I wrote a simple console app against the user api and could not find any ETag headers in the GET responses. I have also confirmed that I am at risk of a concurrency bug. For Example:

User_Initial
{
    FirstName: Foo
    LastName: Bar
}

Process1_GetUser

Process2_GetUser

Process1_UpdateUser: FirstName = Foo2

Process2_UpdateUser: LastName = Bar2

User_Final
{
    FirstName: Foo
    LastName: Bar2
}

All requests return 200, but I have lost the update that process 1 did to ‘FirstName’.

I have considered two solutions to this problem

  1. Do not process updates in parallel.

    • Add a custom attribute to the entity and treat it as an ETag.
    • Put all updates into a single queue for processing (if it is a partitioned queue, all updates for a given user need to go to the same partition of the queue. All we really care about here is that updates to a single user are serialized, not updates to all users).
    • To process entity updates, peek the top of the update request queue, and GET the entity from Okta
      • If the ETag attributes do NOT match, fail the update request. The requestor will have to GET the entity again and re-queue the update with the current ETag attribute
      • If the ETag attributes do match, apply the updated attributes to the entity, change the ETag attribute to a new value, and update the entity in Okta
      • Delete the update request off of the queue…it has been processed
  2. I could add a leasing mechanism.

    • Add a custom attribute to the entity and treat it as an ETag
    • Each update request acquires a lease on the entity being updated.
    • If the lease is taken, fail the update request. The requestor should GET the entity again and retry the update.
    • If the lease is NOT taken, GET the entity from Okta.
      • If the ETag attributes do NOT match, fail the update request. The requestor will have to GET the entity again and retry the update
      • If the ETag attributes do match, apply the updated attributes to the entity, change the ETag attribute to a new value, and update the entity in Okta
      • Release the lease on the entity that was just updated

NOTE: If the process crashes while the lease is taken, the lease will eventually expire, and other update requests can fight for the next lease.
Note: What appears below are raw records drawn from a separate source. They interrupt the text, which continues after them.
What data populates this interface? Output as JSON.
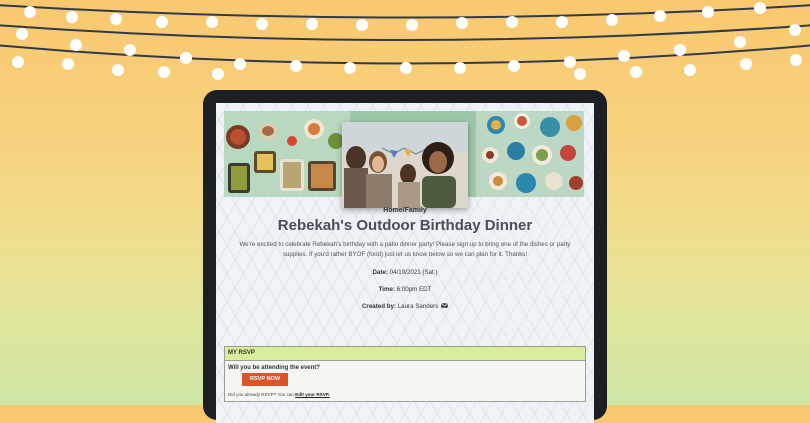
{
  "event": {
    "category": "Home/Family",
    "title": "Rebekah's Outdoor Birthday Dinner",
    "description": "We're excited to celebrate Rebekah's birthday with a patio dinner party! Please sign up to bring one of the dishes or party supplies. If you'd rather BYOF (food) just let us know below so we can plan for it. Thanks!",
    "date_label": "Date:",
    "date_value": "04/10/2021 (Sat.)",
    "time_label": "Time:",
    "time_value": "6:00pm EDT",
    "created_label": "Created by:",
    "created_value": "Laura Sanders",
    "creator_icon": "envelope-icon"
  },
  "rsvp": {
    "header": "MY RSVP",
    "question": "Will you be attending the event?",
    "button_label": "RSVP NOW",
    "note_text": "Did you already RSVP? You can",
    "note_link": "Edit your RSVP."
  },
  "colors": {
    "accent_button": "#d8552e",
    "rsvp_header_bg": "#d9ee9c",
    "title_text": "#4a4f55"
  }
}
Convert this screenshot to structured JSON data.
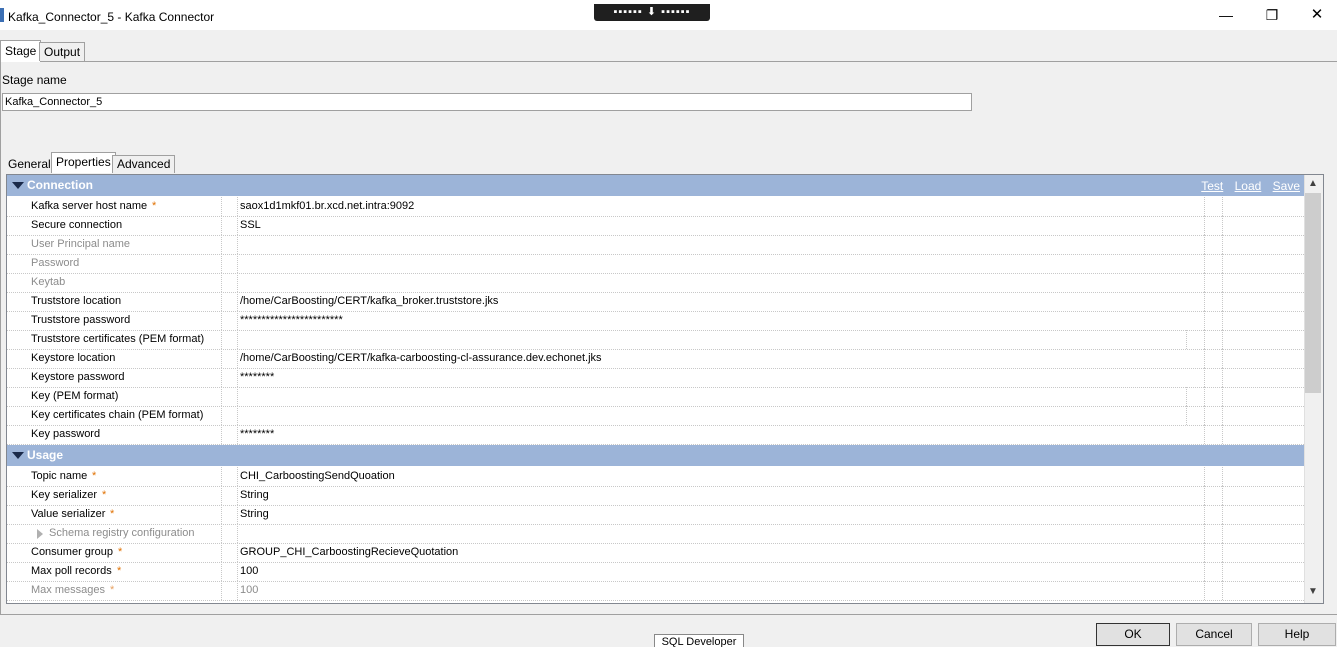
{
  "window": {
    "title": "Kafka_Connector_5 - Kafka Connector",
    "minimize_glyph": "—",
    "maximize_glyph": "❐",
    "close_glyph": "✕",
    "remote_bar": "▪▪▪▪▪▪  ⬇  ▪▪▪▪▪▪"
  },
  "tabs": [
    "Stage",
    "Output"
  ],
  "stage": {
    "name_label": "Stage name",
    "name_value": "Kafka_Connector_5"
  },
  "subtabs": [
    "General",
    "Properties",
    "Advanced"
  ],
  "sections": {
    "connection": {
      "title": "Connection",
      "links": [
        "Test",
        "Load",
        "Save"
      ],
      "rows": [
        {
          "label": "Kafka server host name",
          "required": true,
          "value": "saox1d1mkf01.br.xcd.net.intra:9092",
          "disabled": false
        },
        {
          "label": "Secure connection",
          "required": false,
          "value": "SSL",
          "disabled": false
        },
        {
          "label": "User Principal name",
          "required": false,
          "value": "",
          "disabled": true
        },
        {
          "label": "Password",
          "required": false,
          "value": "",
          "disabled": true
        },
        {
          "label": "Keytab",
          "required": false,
          "value": "",
          "disabled": true
        },
        {
          "label": "Truststore location",
          "required": false,
          "value": "/home/CarBoosting/CERT/kafka_broker.truststore.jks",
          "disabled": false
        },
        {
          "label": "Truststore password",
          "required": false,
          "value": "************************",
          "disabled": false
        },
        {
          "label": "Truststore certificates (PEM format)",
          "required": false,
          "value": "",
          "disabled": false
        },
        {
          "label": "Keystore location",
          "required": false,
          "value": "/home/CarBoosting/CERT/kafka-carboosting-cl-assurance.dev.echonet.jks",
          "disabled": false
        },
        {
          "label": "Keystore password",
          "required": false,
          "value": "********",
          "disabled": false
        },
        {
          "label": "Key (PEM format)",
          "required": false,
          "value": "",
          "disabled": false
        },
        {
          "label": "Key certificates chain (PEM format)",
          "required": false,
          "value": "",
          "disabled": false
        },
        {
          "label": "Key password",
          "required": false,
          "value": "********",
          "disabled": false
        }
      ]
    },
    "usage": {
      "title": "Usage",
      "rows": [
        {
          "label": "Topic name",
          "required": true,
          "value": "CHI_CarboostingSendQuoation",
          "disabled": false
        },
        {
          "label": "Key serializer",
          "required": true,
          "value": "String",
          "disabled": false
        },
        {
          "label": "Value serializer",
          "required": true,
          "value": "String",
          "disabled": false
        },
        {
          "label": "Schema registry configuration",
          "required": false,
          "value": "",
          "disabled": true
        },
        {
          "label": "Consumer group",
          "required": true,
          "value": "GROUP_CHI_CarboostingRecieveQuotation",
          "disabled": false
        },
        {
          "label": "Max poll records",
          "required": true,
          "value": "100",
          "disabled": false
        },
        {
          "label": "Max messages",
          "required": true,
          "value": "100",
          "disabled": true
        }
      ]
    }
  },
  "scroll": {
    "up_glyph": "▲",
    "down_glyph": "▼"
  },
  "buttons": {
    "ok": "OK",
    "cancel": "Cancel",
    "help": "Help"
  },
  "taskbar_tip": "SQL Developer",
  "colors": {
    "section_header": "#9cb4d8",
    "required_marker": "#e07000"
  }
}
Neither of these solutions are particularly scalable, and would add a lot more room for bugs in my code. Is there something that I am missing? Is there a solution for this scenario?

Recommendations are welcome
Thanks


#2

ETags would definitely be the solution to the issue.
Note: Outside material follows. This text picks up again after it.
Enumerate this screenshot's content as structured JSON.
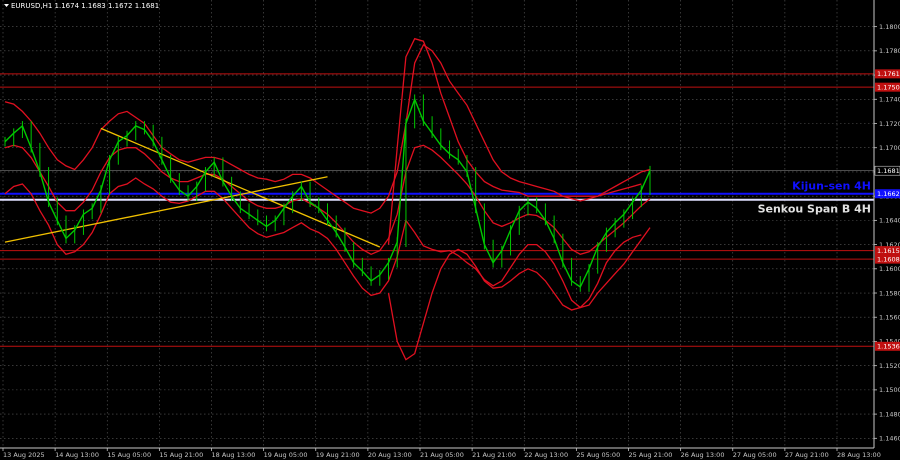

We are adding caching to the Okta SDKs. This should help with some of these issues if you connect everythign to a distributed cache, like memcached or redis. We are aiming for the work to be done sometime in Feb. You would still need to do your updates in serial though.

I’m going to move this to feature requests. I do have this on my radar, I don’t have any timelines for ETags though.


#3

is the Etags are supported in Okta org? If Yes, Do we need to enable it at org level?